If he had continued with forensics study, he says he would have ended up working at ESR locally or in the same field overseas. “New Zealand is not a place with a lot of unsolved murders, so there is an oversupply of people doing [forensics] right now.”
Former CEO Brent Page was Rosnell’s first boss at Connect NZ, and he credits Page with teaching him the art of selling before he progressed to more senior roles with the firm.
One of these senior roles was general manager of the Hamilton office, which Rosnell left Auckland to do. Although it was a challenge, the job taught him a variety of new skills.
“Once you get out from under the wings of your mentor and start to stand on your own feet, you realise some of the things that you didn’t know around operational and people management. That was the best rounding out of my skill set, because I learnt about engineering and human resources. When the buck stops with you, you learn to come up with your way of doing things.”
Rosnell subsequently managed Connect NZ’s Wellington branch, before returning to Auckland to take up the CEO role earlier this year.
Since moving into senior management with the company, Rosnell’s schedule can be hectic, so he finds it relaxing out of work hours to play electric and acoustic guitar.
“When you’re teaching yourself how to do something you can’t get bogged down with a complex work problem. It’s a good way to relax.
“I’ve never been musical apart from listening to it so it’s a good thing to pick up. I’m not sticking to one style so it’s all challenging at this stage.”

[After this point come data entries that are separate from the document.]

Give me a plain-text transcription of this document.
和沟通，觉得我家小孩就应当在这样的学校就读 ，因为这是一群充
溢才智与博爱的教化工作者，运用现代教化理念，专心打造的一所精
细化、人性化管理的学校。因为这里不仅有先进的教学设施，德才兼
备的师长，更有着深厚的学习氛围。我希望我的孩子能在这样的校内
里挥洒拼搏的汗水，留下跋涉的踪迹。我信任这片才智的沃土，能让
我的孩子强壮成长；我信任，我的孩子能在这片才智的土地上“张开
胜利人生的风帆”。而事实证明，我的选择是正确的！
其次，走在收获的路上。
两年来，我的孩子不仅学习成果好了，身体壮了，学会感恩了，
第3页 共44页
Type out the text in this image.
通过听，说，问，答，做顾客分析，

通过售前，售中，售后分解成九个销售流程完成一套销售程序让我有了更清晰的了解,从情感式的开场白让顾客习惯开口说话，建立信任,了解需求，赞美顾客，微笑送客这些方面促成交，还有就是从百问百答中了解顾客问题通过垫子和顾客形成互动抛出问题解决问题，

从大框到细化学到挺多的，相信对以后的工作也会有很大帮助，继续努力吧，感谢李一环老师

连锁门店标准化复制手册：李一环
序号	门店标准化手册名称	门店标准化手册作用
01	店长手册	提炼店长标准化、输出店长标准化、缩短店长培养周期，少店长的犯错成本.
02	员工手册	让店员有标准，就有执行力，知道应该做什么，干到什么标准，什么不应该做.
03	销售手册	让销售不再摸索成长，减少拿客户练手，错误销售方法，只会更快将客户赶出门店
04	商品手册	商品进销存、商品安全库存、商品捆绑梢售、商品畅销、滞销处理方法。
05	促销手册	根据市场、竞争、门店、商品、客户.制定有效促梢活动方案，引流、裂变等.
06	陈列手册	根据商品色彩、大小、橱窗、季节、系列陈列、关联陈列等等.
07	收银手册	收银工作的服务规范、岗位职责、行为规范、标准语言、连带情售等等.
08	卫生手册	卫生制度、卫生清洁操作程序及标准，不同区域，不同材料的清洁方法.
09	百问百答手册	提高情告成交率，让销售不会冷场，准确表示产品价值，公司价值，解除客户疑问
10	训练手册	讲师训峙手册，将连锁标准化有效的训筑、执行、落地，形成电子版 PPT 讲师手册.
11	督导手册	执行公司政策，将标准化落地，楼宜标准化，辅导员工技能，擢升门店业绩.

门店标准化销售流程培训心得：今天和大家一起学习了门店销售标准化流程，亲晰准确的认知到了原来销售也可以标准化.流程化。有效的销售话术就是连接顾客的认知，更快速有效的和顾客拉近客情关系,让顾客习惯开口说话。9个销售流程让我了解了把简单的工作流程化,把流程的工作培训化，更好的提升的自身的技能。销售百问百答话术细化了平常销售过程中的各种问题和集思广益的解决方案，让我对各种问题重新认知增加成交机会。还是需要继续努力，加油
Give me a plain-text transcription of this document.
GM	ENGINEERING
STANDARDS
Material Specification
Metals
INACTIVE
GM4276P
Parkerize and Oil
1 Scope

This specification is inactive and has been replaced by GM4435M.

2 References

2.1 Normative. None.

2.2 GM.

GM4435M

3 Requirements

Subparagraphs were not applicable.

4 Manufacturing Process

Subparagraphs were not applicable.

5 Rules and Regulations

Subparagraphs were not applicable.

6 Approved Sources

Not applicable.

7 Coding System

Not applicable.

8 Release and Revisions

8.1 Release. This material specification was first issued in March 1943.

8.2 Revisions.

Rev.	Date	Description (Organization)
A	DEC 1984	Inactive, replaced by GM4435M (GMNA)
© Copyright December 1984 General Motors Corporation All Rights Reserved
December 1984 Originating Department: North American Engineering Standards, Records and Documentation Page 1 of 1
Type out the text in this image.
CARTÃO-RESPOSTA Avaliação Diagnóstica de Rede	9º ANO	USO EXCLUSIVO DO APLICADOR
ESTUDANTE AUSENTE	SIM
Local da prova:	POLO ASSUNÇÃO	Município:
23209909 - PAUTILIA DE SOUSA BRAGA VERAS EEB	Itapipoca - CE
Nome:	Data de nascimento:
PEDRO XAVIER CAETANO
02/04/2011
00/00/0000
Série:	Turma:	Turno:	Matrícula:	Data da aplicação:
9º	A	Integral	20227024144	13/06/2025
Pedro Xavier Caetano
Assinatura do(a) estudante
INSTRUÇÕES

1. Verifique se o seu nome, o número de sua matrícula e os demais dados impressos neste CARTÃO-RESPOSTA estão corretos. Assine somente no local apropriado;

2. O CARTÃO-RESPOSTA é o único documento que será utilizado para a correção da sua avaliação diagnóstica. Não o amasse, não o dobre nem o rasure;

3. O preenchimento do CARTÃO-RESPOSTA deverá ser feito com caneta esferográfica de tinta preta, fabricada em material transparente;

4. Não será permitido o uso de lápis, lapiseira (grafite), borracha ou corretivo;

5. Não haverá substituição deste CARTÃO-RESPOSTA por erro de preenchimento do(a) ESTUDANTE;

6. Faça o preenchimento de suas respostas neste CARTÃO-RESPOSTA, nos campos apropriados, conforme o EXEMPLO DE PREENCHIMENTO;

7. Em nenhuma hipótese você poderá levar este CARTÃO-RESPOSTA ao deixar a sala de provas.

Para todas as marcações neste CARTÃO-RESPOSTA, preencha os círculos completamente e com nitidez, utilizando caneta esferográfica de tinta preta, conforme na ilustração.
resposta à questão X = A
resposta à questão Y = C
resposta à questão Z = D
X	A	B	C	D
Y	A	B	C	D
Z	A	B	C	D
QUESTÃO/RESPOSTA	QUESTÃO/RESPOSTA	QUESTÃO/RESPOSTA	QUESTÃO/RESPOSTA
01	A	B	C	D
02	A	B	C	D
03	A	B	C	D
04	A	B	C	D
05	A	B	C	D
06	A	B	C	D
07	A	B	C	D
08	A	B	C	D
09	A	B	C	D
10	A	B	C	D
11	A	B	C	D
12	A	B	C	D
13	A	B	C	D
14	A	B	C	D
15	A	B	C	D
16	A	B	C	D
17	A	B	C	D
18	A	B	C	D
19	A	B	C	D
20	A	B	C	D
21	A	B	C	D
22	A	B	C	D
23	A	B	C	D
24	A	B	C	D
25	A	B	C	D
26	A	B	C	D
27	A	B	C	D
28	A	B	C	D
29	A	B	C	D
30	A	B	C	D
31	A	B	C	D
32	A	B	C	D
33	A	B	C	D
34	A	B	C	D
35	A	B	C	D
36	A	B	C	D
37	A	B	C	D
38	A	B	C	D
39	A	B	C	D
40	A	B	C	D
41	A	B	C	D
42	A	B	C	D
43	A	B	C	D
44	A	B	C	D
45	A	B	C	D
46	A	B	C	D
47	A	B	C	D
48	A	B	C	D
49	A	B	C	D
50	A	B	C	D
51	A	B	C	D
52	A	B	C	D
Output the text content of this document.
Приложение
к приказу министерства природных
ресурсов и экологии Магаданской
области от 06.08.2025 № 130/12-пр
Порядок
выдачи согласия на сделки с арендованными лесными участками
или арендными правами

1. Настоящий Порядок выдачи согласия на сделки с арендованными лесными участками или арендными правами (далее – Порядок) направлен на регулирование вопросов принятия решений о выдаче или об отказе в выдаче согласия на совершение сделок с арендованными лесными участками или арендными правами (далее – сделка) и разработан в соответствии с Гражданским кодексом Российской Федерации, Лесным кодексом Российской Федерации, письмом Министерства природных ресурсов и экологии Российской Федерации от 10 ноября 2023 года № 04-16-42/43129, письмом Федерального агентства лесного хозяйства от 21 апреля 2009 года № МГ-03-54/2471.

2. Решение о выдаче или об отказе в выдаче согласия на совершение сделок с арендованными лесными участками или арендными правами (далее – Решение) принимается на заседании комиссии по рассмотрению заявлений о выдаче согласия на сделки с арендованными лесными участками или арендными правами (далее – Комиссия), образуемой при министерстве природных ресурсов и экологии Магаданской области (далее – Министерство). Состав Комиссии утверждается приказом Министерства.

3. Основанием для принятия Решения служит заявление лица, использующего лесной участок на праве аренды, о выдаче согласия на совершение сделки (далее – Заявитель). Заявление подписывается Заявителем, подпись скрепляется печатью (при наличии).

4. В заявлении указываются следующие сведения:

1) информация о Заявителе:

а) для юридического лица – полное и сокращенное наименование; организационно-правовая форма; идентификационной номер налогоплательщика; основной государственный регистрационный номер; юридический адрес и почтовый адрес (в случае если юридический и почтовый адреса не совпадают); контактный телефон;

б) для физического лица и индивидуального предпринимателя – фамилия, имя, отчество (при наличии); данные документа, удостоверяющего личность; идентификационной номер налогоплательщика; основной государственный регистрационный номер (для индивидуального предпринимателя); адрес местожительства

Rosnell also counts motor racing among his leisure time interests, and he raced go-karts for five years when he was a teenager, adding some of his friends still race them.
Wherever possible, he likes to watch live motorsport, including the Hamilton 400 V8 race. “I love going to watch New Zealand motorsport because a lot of the people [I know] have grown up in the industry.”
He also enjoys travelling and has attended many trade shows, including CeBIT in Germany.
“We’ve learnt about the technology and brought back products that we thought would work in New Zealand.”
But when he travels with his family rather than going on business trips, Fiji is a favourite during the local winter.
“That’s something high on the agenda - to go somewhere warm, have a few drinks and lounge by the pool.”
Among his favourite trips was a four-week tour around Chinese cities last year, including Beijing.
He is also a keen wine connoisseur and has spent holidays in wine growing areas such as Nelson/Marlborough and Hawkes Bay, sampling the best drops these areas offer.
Rosnell’s key aims for Connect NZ, now that he is in the CEO role, is to create a sustainable business that has an enjoyable culture.
“I want the company to be fun for our people to work at, one our customers love buying from and to have a brand partners love doing business with. Whatever we can do to create that environment and produce a healthy bottom line means we’re winning.”
Rather than becoming a large company, Rosnell would prefer to create an admired company.
“We pick that word admired because it is something you can’t buy. You have to earn it. If our customers admire us than they will continue to spend money with us. If we can create a company that is sustainable and centred around admiration at every level, we are going to be a cool place to work at.”
He is looking to do this by replicating the success of appliance manufacturer Fisher and Paykel.
“The most admired brand that we know in the New Zealand market is Fisher and Paykel.”
The admiration comes from the fact that no matter where you buy that product from, if something goes wrong you get a certain degree of customer service and support that is consistent.”
Fisher and Paykel chairperson Gary Paykel was on Connect NZ’s board when it set up in Auckland in 1997 as the Fisher and Paykel business centre. Until 2000, Fisher and Paykel was the importer/distributor of Panasonic and Lucent.
“He lent us his support and name. If we can become admired like them, I would be very proud.”